The site for Adelaide was chosen by Colonel William Light and the proclamation of the colony of South Australia occurred at Holdfast Bay on the 28th December 1836.
Following exploration, a Special Survey was gazetted in 1841 and the township of Strath Alben (Strathalbyn) was laid out on both sides of the River Angas.
The first recorded game of Australian Rules Football was played in Melbourne on the 7th August 1858 between Melbourne Grammar School and Scotch College at Richmond Paddock, which is adjacent to the Melbourne Cricket Ground of today.
The match was refereed by Mr Tom Wills and Mr.

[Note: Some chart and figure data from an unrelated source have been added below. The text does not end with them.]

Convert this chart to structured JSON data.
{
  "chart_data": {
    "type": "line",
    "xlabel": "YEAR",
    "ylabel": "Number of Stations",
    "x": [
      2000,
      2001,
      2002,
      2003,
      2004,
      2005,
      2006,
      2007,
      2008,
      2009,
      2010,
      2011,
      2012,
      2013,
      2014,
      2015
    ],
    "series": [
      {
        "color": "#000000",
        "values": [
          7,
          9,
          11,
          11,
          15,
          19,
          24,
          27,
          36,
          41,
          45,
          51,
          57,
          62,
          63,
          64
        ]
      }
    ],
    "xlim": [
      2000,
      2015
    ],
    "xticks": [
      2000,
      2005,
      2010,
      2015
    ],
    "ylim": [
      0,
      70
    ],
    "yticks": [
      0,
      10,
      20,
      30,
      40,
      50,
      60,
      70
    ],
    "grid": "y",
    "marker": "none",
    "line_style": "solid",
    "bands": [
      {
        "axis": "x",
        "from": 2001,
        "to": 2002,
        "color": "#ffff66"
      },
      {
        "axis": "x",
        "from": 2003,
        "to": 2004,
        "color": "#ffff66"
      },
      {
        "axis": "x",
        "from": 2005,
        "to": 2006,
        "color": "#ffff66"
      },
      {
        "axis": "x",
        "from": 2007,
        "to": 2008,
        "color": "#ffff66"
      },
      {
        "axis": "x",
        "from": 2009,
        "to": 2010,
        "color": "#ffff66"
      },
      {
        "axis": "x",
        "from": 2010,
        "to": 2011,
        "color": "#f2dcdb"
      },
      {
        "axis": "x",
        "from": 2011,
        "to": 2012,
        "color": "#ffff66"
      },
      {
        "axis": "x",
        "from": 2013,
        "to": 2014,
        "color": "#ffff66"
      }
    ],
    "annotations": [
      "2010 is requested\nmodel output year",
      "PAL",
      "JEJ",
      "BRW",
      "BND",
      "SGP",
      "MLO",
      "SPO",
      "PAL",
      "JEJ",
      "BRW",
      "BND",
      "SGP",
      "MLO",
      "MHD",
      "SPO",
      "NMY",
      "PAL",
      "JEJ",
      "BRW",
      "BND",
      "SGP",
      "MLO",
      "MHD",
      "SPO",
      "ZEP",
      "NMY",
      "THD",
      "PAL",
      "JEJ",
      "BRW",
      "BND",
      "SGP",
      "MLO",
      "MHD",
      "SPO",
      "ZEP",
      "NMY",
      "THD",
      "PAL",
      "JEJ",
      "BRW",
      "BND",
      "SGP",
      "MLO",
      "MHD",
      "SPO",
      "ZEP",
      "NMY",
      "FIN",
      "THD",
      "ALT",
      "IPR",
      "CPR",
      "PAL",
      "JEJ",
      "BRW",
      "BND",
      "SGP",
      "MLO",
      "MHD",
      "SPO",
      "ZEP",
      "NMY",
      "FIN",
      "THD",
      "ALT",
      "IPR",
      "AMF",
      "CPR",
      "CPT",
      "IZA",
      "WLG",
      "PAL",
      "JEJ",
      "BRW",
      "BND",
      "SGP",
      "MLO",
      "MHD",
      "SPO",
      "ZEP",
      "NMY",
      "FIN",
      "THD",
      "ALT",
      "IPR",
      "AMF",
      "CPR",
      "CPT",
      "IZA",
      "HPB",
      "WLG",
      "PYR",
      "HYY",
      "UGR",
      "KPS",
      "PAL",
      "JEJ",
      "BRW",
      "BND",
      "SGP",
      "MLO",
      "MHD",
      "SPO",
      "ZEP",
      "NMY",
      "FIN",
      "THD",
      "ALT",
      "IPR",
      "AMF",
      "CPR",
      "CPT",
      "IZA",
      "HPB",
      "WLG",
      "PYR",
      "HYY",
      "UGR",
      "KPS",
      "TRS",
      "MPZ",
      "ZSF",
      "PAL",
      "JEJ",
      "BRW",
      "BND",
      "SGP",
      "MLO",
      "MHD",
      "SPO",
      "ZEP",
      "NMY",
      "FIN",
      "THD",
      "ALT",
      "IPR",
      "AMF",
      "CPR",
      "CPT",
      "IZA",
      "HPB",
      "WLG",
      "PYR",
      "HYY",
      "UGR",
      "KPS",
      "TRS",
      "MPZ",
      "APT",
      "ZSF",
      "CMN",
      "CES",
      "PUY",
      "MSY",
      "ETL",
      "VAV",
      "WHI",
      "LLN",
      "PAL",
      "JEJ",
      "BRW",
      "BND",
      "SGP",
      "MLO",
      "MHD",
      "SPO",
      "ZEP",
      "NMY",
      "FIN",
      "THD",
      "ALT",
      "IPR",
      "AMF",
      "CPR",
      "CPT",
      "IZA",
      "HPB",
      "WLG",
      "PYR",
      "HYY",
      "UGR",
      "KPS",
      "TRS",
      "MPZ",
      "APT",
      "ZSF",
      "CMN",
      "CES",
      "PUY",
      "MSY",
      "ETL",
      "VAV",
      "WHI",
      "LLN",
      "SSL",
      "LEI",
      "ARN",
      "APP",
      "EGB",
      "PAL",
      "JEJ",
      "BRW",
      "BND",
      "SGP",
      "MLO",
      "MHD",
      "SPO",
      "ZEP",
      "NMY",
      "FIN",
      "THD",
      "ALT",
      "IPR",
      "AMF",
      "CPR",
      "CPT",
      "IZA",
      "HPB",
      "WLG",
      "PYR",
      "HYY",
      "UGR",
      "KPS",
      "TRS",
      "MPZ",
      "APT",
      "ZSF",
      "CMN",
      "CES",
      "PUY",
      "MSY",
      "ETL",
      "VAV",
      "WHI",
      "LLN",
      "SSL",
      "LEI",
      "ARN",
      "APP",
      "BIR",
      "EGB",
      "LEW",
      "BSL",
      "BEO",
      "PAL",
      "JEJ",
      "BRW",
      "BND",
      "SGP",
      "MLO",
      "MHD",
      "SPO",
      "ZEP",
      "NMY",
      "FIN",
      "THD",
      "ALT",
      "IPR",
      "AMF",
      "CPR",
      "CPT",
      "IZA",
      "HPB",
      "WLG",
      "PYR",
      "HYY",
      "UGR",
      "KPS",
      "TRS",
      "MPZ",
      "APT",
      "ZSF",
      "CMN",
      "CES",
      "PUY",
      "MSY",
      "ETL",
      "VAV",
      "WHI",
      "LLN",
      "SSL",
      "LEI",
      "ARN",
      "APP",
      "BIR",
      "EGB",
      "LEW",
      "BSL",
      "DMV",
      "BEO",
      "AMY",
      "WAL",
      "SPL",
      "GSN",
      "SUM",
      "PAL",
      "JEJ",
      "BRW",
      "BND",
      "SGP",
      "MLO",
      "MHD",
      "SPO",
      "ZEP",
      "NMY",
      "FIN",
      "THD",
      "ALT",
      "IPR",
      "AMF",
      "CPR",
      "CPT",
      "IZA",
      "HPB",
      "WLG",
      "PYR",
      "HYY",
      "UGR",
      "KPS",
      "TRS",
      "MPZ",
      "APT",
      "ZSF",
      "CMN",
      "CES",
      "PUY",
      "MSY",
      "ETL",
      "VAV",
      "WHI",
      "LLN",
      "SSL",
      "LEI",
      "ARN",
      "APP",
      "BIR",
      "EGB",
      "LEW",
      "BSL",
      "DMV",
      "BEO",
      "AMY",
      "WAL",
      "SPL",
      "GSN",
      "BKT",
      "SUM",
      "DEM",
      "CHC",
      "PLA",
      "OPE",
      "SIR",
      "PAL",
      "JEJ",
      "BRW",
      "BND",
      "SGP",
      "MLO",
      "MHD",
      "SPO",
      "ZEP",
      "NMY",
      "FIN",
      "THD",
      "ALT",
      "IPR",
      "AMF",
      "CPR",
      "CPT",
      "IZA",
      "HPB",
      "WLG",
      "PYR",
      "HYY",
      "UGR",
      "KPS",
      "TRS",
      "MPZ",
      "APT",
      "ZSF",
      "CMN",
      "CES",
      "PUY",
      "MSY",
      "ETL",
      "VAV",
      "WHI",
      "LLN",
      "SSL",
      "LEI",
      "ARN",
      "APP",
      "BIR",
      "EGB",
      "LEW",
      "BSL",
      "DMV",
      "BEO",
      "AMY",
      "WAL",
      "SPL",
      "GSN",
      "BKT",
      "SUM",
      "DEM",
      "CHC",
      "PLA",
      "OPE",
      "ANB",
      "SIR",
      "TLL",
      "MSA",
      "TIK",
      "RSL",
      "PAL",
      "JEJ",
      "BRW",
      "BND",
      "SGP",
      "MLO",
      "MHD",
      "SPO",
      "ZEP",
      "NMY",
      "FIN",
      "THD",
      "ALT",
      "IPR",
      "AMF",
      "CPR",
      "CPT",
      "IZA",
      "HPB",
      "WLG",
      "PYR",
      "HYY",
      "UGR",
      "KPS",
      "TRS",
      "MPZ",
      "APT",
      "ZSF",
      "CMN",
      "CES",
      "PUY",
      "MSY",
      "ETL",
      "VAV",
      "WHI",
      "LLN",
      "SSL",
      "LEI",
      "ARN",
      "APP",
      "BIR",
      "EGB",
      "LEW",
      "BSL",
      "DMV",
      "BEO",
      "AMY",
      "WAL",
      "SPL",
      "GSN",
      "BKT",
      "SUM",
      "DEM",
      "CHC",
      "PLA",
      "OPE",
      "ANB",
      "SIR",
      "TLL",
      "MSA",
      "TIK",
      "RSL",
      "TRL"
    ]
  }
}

John Macadam.
Various historians claim that Marn Grook, a collective name given to a number of indigenous aboriginal “football games” using a stuffed ball, had an influential role in the formation of Australian Rules Football.
The oldest surviving set of rules for the game, was drawn up on the 17th May 1859 and appears to have been based on the rules utilised at the time by “Gaelic football, Association football, Rugby football and possibly Marn Grook”.
The formation of football clubs quickly followed, with Melbourne and Geelong (1859), North Melbourne (as Hotham 1860), Carlton (1864), Essendon, Hawthorn and St Kilda (1873), South Melbourne (1874), Footscray (1877) and Collingwood (1892) in Victoria.
In South Australia, the Adelaide football club was established in 1860 and Port Adelaide (1870), North Adelaide (1875), West Adelaide (1871), South Adelaide (1876) and Woodville (1877) soon followed.
The first inter colonial (interstate) match between Victoria and South Australia was played in 1879.
Matches between clubs were challenges, usually organised some weeks in advance due to communications and transport difficulties, and then the agreed rules were negotiated prior to matches getting underway.
The increasing requirement for uniformity of the rules, and their application by umpires, and for club structure, resulted in the formation of both the Victorian Football Association and the South Australian Football Association in 1877.
The inaugural VFA comprised of Albert Park, Carlton, Hotham, Melbourne, St Kilda, Geelong, Barwon, Ballarat, Beechworth, Castlemaine, Rochester and Inglewood clubs.
Organisational difficulties soon arose as new teams arrived and some disbanded and in 1897 the stronger clubs united to form the Victorian Football League.
The inaugural SAFA in 1877, comprised of South Park, Willunga, Port Adelaide, North Adelaide, Prince Alfred College, Gawler, Kapunda, Bankers, Woodville, South Adelaide and Victoria clubs.
Over time, new clubs entered the competition, while some left, and in 1907 the name South Australian Football League was adopted and changed again in 1927, to the South Australian National Football League of today.
As greater professionalism entered the game and more money was on offer, the best football players from S.A , W.A. and Tasmania were being recruited to the VFL which had a detrimental effect on the football standard in those donor states.
This lead, in 1987, to the formation of the Australian Football League of today and the VFA of the past has adopted the name VFL and comprises mainly of clubs aligned to AFL clubs, with only a few “stand alone” clubs.
The South Melbourne Football Club relocated to Sydney in 1982 and, in due course, adopted the name of the Sydney Swans.
The West Coast Eagles and the Brisbane Bears (based at Carrara on the Gold Coast) joined the AFL in 1987
The Adelaide Crows Football Club entered the AFL in 1991 and the Port Power Football Club followed in 1997 and today, both clubs have their Reserves teams competing in the SANFL.
The Fitzroy Football Club was amalgamated with the Brisbane Bears in 1997, becoming known as the Brisbane Lions and relocated to Brisbane.
The Fremantle Football Club joined the AFL in 1995 and the “expansion clubs”, Greater Western Sydney and the Gold Coast Suns joined in 2011 to make up the eighteen team competition, which is the AFL of today.
Interest in this new game quickly spread into the rural areas of both Victoria and South Australia in the 1870’s, with Strathalbyn being one of the earliest to respond.